10 Ağustos cumartesi günü saat 21.45 te, Antalya’da, muhtemelen 30 derece sıcaklıkta ve % 75 nem oranında bir havada Antalyaspor ile sezonun ilk maçını yapacak ve sezonu başlatacağız. Biz de 18 Nisan 1987 tarihinden bugüne kadar olduğu gibi misafir tribünlerde yerimizi alacağız. Başta yaşadığım güzel şehrin takımı Antalyaspor olmak üzere üç semirtilmiş İstanbul takımı ve taraftarları dışındaki tüm takımlara başarılar dilerim. Dilerim ki bir değişiklik olsun ve Trabzonspor, Bursaspor’dan sonra bu sezon da şampiyon, öncelik GÖZTEPE’miz olmak üzere Anadolu’dan bir takım olsun. Üç İstanbul takımı lig bittiğinde son üç sırada olsunlar ve neden olduğunu bilmeden onları tutan Anadolu’nun saf futbolseverleri de kendi şehirlerinin farkına varsınlar.

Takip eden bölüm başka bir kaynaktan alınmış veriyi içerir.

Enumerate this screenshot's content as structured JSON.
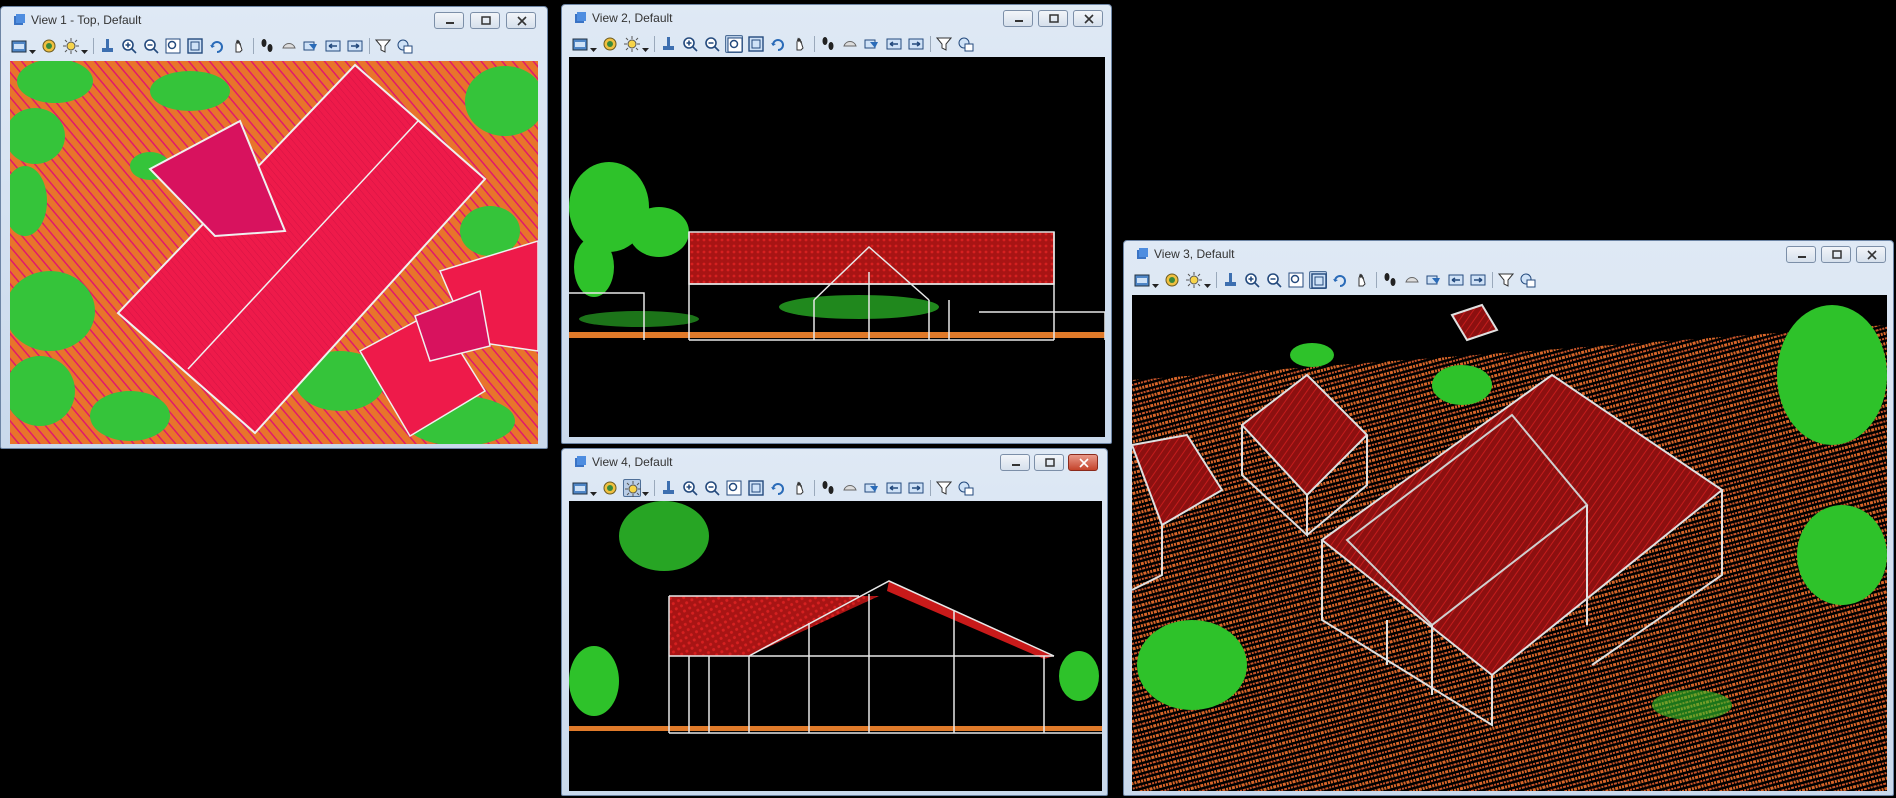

SR şirketi, kar etmek ve para kazanmak amacı ile GÖZTEPE hisselerinin % 70 ini alarak hâkim paydaş konumuna gelmiştir. Sayın Rasmus ANKERSEN’de başkan olmuştur. Bu şu demektir: SR ve Rasmus ANKERSEN, GÖZTEPE armasını cümle âleme karşı temsil etmektedir. Tekrar ediyorum: Sayın Rasmus ANKERSEN, arması, tarihi, tribünü, futbolcusu vs. GÖZTEPE’nin başkanı olarak, diğer takımlara, hakemlere, futbol federasyonuna, bakanlığa, devlet kurumlarına ve ülke dışındakilere karşı bizi temsil etmektedir. Bizler kendi aramızda bu temsilin hakkını verip vermediği konusunu konuşur, ölümüne tartışır ve diğer tüm başkanlarda olduğu gibi geçer karşısına çatır çatır söyleriz. Çünkü bu tribün bambaşka bir yapıya sahiptir. Bunun hakkını da her dönem vermiştir. Ancak, rakip tribünlerin alay edebileceği başkanımızla el alemin içerisinde biz alay etmeyiz, ettirmeyiz. GÖZTEPE ARMASI’nı temsil eden kişiliklere karşı, topçusundan malzemecisine, güvenlik görevlisinden en tepedeki başkanına kadar SAYGI DUYARIZ, SAYGI DUYMAYANA SAYGI DUYMASINI ÖĞRETİRİZ… Geçmişte olduğu gibi…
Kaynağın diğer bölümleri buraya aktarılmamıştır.